Langone initially endorsed Christie's campaign for the 2016 Republican presidential nomination; in early 2015, he donated $250,000 to a pro-Christie super PAC, but made no major further financial contributions to support Christie's campaign, and praised Donald Trump as "a very significant positive factor." After Christie dropped out of the race, Langone shifted his support to John Kasich. He also later donated to Donald Trump's 2016 presidential campaign. In 2019, Langone praised Trump for raising tariffs on China. In 2017, following the deadly far-right rally in Charlottesville, Virginia, Langone said Trump “completely mishandled the situation in Charlottesville" but continued to support Trump's economic policies. On January 13, 2021, days after the January 6 attack against the U.S. Capitol, Langone said he felt "betrayed" by Trump's actions during the assault. He nevertheless continued to back Trump after the Capitol attack, and contributed $1 million to a fund working to defeat Democratic senators and $500,000 to Americans for Prosperity, the Koch family-backed group.

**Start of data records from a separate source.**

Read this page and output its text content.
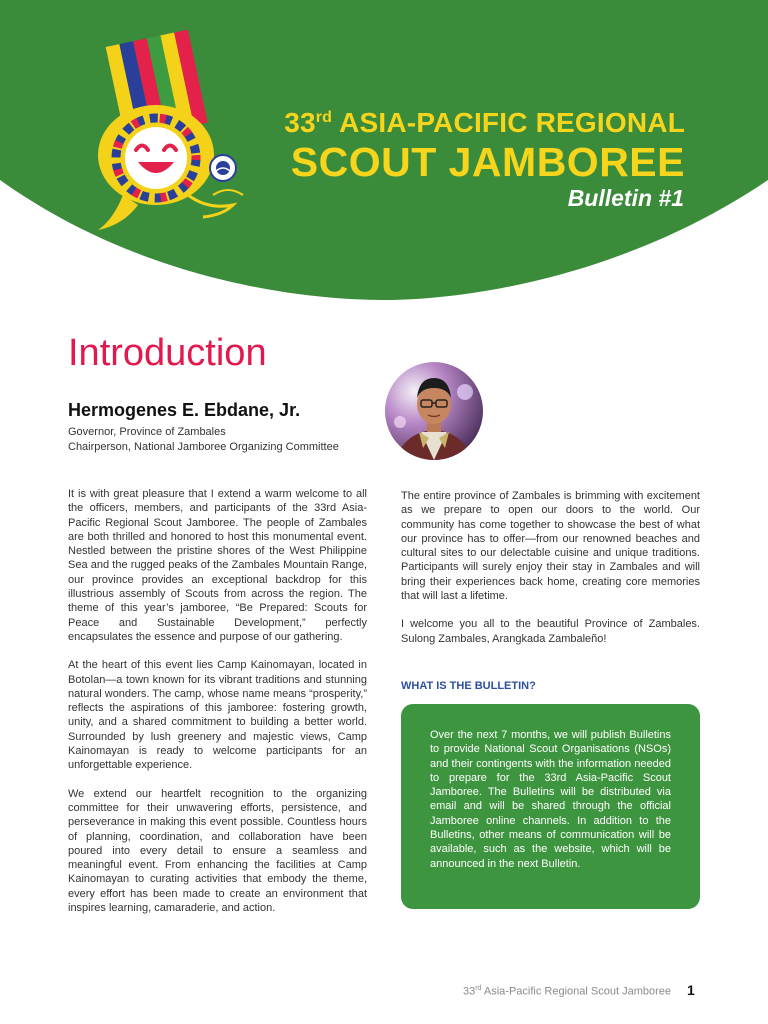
33rd ASIA-PACIFIC REGIONAL
SCOUT JAMBOREE
Bulletin #1
Introduction
Hermogenes E. Ebdane, Jr.
Governor, Province of Zambales
Chairperson, National Jamboree Organizing Committee

It is with great pleasure that I extend a warm welcome to all the officers, members, and participants of the 33rd Asia-Pacific Regional Scout Jamboree. The people of Zambales are both thrilled and honored to host this monumental event. Nestled between the pristine shores of the West Philippine Sea and the rugged peaks of the Zambales Mountain Range, our province provides an exceptional backdrop for this illustrious assembly of Scouts from across the region. The theme of this year’s jamboree, “Be Prepared: Scouts for Peace and Sustainable Development,” perfectly encapsulates the essence and purpose of our gathering.

At the heart of this event lies Camp Kainomayan, located in Botolan—a town known for its vibrant traditions and stunning natural wonders. The camp, whose name means “prosperity,” reflects the aspirations of this jamboree: fostering growth, unity, and a shared commitment to building a better world. Surrounded by lush greenery and majestic views, Camp Kainomayan is ready to welcome participants for an unforgettable experience.

We extend our heartfelt recognition to the organizing committee for their unwavering efforts, persistence, and perseverance in making this event possible. Countless hours of planning, coordination, and collaboration have been poured into every detail to ensure a seamless and meaningful event. From enhancing the facilities at Camp Kainomayan to curating activities that embody the theme, every effort has been made to create an environment that inspires learning, camaraderie, and action.

The entire province of Zambales is brimming with excitement as we prepare to open our doors to the world. Our community has come together to showcase the best of what our province has to offer—from our renowned beaches and cultural sites to our delectable cuisine and unique traditions. Participants will surely enjoy their stay in Zambales and will bring their experiences back home, creating core memories that will last a lifetime.

I welcome you all to the beautiful Province of Zambales. Sulong Zambales, Arangkada Zambaleño!

WHAT IS THE BULLETIN?

Over the next 7 months, we will publish Bulletins to provide National Scout Organisations (NSOs) and their contingents with the information needed to prepare for the 33rd Asia-Pacific Scout Jamboree. The Bulletins will be distributed via email and will be shared through the official Jamboree online channels. In addition to the Bulletins, other means of communication will be available, such as the website, which will be announced in the next Bulletin.

33rd Asia-Pacific Regional Scout Jamboree 1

In December 2023, Langone endorsed Nikki Haley's campaign for the 2024 Republican presidential nomination, and became a major donor to a super PAC supporting Haley. However, after the January 2024 Iowa caucuses, Langone said he would withhold further major financial support for Haley's candidacy unless she had a strong showing in the New Hampshire primary, and said that he believed Trump would likely win the nomination. He said he would "probably" vote for Trump if he were the Republican Party's nominee.

==Personal life==
He and his wife Elaine Langone have three children; Kenneth G. Jr., Stephen, and Bruce Langone. He lives in Sands Point, New York. He has lived on Elderfields Road in nearby Flower Hill, and has maintained a winter home in North Palm Beach, Florida.

Langone is a devout Catholic who has financially contributed to the church and sat on the board of St. Patrick's Cathedral. He was made a knight of the Order of St. Gregory the Great by Pope Benedict XVI. He has been critical of Benedict's successor, Pope Francis, taking issue with Francis's statements (for example, in the apostolic exhortation Evangelii gaudium) condemning the indifference of the prosperous toward the poor.

===Philanthropy===
Langone and his wife were early signatories to The Giving Pledge.

Langone has donated $300 million to the NYU School of Medicine and NYU Medical Center (later named NYU Langone Health in his honor); this includes a $100 million pledge in 2018 toward a $450 million program to make tuition free for all medical students at the NYU School of Medicine. Langone has been a member of the boards of trustees of NYU Langone Health, the Harlem Children's Zone, the Robin Hood Foundation, and the Center for Strategic and International Studies. He was a member of the Bucknell University board of trustees from 1981 to 1996; he and his wife gave $11 million to the university in 1999, to fund a new athletics center, and approximately $42 million to the university between 2013 and 2017.

In 2019, he donated over $5 million to the Animal Medical Center in New York City.

===Awards and honors===
In 2024, Langone received the Golden Plate Award of the American Academy of Achievement.

===In popular media===
Langone is portrayed by actor Ray Iannicelli in the 2017 HBO Films production The Wizard of Lies. A scene in the film portrays a real-life event in which Langone rejected a fraudulent investment offer by Wall Street swindler Bernie Madoff several weeks before his arrest.

Langone is extensively featured in the documentary Client 9: The Rise and Fall of Eliot Spitzer where he discusses his fierce rivalry with former New York Governor Eliot Spitzer.